Mail: roger.johnson@ucl.ac.uk

The vast majority of studies into quantum magnets - materials in which the quantization of spin cannot be ignored - have been based on fully inorganic material systems. However, recent work on hybrid organic-inorganic quantum magnets (HQMs) has provided examples of model low-dimensional magnetic lattices, unconventional excitations and functional properties such as multiferroicity. Importantly, HQMs have a versatile 'building-block' structural flexibility, in which the properties of each molecular unit are to some extent preserved in the whole. We aim to use charge-density analysis in combination with a range of well established methods to significantly further our understanding and ability to take advantage of fundamental magnetic interactions in HQMs.

First, I will introduce selected concepts and results from our studies of quantum magnetism in inorganic perovskites.
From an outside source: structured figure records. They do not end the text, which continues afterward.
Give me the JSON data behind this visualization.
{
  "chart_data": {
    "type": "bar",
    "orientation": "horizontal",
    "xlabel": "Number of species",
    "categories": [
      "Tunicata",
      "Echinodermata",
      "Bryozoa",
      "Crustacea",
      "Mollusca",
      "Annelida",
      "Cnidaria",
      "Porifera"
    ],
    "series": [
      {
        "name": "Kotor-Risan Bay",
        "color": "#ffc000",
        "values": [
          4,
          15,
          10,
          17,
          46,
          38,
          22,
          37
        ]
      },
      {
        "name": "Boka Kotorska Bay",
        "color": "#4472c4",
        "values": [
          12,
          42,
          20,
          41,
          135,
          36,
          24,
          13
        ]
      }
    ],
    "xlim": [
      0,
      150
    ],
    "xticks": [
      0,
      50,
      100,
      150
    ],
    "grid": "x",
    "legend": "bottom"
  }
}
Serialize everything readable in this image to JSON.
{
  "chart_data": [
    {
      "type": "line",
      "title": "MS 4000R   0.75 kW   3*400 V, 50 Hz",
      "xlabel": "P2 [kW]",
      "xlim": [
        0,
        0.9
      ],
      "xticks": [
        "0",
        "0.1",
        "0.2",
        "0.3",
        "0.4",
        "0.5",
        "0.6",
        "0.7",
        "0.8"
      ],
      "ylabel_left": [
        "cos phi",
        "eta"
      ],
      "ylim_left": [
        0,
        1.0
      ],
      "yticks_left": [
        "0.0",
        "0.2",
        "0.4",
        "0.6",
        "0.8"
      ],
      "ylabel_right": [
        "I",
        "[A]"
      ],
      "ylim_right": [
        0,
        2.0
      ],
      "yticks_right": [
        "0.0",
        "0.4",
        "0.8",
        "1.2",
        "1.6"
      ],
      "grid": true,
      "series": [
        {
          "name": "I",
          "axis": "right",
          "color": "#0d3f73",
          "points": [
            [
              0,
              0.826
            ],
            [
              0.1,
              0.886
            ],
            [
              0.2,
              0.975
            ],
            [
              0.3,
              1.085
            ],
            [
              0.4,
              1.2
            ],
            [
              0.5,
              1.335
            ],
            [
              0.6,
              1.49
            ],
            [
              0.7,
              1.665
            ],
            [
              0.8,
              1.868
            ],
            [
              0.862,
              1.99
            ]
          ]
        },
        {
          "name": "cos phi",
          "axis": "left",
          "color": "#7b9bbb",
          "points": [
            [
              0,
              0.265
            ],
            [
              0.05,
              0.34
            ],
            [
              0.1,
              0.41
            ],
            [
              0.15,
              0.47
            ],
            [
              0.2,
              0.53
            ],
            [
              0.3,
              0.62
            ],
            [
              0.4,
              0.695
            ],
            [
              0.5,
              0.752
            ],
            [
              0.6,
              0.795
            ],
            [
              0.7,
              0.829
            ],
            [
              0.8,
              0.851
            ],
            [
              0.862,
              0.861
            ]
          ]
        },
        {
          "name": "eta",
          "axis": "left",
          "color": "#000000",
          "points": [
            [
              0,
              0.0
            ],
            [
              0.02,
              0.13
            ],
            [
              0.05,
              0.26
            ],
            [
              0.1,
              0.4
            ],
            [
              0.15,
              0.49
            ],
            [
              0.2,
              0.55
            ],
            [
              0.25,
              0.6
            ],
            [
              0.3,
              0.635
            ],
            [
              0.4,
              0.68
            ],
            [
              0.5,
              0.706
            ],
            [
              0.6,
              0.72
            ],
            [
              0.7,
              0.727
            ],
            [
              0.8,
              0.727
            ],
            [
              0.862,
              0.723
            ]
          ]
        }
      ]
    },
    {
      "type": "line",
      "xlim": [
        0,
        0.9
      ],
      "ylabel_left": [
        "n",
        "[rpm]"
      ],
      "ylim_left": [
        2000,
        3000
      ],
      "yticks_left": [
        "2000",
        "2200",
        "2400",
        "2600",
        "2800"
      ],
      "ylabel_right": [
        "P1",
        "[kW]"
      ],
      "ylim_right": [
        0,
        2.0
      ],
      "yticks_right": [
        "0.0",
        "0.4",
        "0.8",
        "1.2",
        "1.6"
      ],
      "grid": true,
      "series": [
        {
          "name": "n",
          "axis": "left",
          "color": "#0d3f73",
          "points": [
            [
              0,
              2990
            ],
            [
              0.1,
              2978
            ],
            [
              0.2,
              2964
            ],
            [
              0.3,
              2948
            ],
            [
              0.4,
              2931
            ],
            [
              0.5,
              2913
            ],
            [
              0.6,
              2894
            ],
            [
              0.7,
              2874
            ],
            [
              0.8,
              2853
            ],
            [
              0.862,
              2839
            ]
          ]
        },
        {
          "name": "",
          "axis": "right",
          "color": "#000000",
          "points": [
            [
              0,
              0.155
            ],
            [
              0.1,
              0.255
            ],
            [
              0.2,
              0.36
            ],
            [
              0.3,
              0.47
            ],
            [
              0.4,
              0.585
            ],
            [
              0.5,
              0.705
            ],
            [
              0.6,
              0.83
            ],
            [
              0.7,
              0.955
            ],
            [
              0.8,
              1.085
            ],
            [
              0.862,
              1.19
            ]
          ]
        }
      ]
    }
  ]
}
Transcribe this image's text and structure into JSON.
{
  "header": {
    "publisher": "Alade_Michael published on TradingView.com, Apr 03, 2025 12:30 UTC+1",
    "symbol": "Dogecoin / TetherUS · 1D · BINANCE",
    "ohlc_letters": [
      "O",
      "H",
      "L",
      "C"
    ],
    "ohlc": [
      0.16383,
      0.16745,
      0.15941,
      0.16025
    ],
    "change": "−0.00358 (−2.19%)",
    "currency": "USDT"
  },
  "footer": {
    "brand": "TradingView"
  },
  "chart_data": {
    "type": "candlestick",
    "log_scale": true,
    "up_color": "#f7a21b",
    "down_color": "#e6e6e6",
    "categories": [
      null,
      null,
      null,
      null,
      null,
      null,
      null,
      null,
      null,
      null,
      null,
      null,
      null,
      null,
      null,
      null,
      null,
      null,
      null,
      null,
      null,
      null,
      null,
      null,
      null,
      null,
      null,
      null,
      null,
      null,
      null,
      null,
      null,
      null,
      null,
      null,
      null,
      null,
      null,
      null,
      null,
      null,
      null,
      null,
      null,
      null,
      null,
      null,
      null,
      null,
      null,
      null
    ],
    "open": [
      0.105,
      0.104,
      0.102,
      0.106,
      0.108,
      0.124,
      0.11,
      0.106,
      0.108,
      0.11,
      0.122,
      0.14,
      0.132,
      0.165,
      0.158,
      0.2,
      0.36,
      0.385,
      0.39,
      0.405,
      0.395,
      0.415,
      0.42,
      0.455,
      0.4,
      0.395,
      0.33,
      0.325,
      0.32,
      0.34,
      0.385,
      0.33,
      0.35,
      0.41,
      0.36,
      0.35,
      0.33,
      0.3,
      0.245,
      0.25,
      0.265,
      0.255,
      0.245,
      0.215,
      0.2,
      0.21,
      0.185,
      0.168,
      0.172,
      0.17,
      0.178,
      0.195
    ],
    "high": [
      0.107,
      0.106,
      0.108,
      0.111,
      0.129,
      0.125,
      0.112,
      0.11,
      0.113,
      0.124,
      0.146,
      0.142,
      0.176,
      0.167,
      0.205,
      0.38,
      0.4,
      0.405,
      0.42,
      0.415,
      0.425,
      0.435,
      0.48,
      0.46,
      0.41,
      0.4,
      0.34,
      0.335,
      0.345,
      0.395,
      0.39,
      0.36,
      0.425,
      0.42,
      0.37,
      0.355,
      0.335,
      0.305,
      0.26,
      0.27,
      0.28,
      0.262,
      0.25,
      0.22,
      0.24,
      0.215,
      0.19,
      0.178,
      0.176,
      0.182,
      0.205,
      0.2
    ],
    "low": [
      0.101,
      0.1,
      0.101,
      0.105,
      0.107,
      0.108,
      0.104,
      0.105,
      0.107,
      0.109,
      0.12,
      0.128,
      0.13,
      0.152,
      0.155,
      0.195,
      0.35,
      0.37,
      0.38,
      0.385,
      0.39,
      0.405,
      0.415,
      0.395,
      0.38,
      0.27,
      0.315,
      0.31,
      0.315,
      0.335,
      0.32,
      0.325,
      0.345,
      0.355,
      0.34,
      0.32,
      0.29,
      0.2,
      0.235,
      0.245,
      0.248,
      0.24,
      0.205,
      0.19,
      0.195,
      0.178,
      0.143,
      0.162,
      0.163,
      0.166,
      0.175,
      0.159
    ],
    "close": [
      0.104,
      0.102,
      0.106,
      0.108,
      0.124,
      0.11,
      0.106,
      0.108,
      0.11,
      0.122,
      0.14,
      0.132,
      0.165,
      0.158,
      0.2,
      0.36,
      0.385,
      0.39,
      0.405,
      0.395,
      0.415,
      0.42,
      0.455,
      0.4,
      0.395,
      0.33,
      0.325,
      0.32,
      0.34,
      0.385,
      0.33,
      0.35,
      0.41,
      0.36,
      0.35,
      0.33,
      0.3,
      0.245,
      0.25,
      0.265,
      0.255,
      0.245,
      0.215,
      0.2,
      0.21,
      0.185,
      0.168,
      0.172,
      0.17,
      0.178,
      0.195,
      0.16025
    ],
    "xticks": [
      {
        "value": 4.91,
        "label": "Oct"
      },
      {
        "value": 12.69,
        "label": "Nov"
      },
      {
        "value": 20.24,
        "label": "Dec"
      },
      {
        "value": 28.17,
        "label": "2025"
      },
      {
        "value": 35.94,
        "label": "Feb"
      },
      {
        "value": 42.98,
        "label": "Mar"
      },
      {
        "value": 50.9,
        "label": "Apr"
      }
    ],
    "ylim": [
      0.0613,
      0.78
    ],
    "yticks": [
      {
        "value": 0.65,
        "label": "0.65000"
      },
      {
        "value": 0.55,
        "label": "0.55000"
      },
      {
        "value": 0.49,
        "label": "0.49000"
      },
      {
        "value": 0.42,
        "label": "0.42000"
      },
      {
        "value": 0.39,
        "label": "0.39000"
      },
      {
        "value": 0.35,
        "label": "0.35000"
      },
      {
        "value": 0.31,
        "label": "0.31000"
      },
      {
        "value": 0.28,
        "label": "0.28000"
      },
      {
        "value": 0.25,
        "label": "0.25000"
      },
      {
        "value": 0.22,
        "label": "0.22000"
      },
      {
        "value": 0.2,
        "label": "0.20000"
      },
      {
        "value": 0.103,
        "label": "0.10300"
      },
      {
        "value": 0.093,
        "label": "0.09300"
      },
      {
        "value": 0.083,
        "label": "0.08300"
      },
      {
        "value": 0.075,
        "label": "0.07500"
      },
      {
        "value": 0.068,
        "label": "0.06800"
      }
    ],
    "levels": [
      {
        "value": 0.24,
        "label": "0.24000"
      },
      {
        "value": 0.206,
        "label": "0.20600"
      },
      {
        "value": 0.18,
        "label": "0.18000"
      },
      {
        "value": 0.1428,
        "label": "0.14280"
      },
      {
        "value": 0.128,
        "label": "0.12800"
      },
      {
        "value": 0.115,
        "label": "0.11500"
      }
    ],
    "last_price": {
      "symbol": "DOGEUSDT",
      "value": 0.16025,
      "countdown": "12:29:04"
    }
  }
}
I will then present our more recent work on the magnetic and electronic structures of dimethylammonium copper formate [(CH3)2NH2]Cu(HCOO)3, a model compound that belongs to a wide class of perovskite HQMs. Determination of the electron charge density distribution and orbital occupancy by high-resolution X-ray diffraction enabled us to elucidate the mechanism of magnetic exchange mediated by formate anions and the applicability of foundational theories of the purely inorganic counterparts.

Finally, I will discuss the recent discovery of a pressure-induced orbital reordering phase transition in [(CH3)2NH2]Cu(HCOO)3, primarily driven by structural instabilities unique to HQMs. This transition presents an interesting opportunity for future charge-density studies under extreme conditions, that may establish the basis for undiscovered orbital reorientation phenomena in this broad family of materials.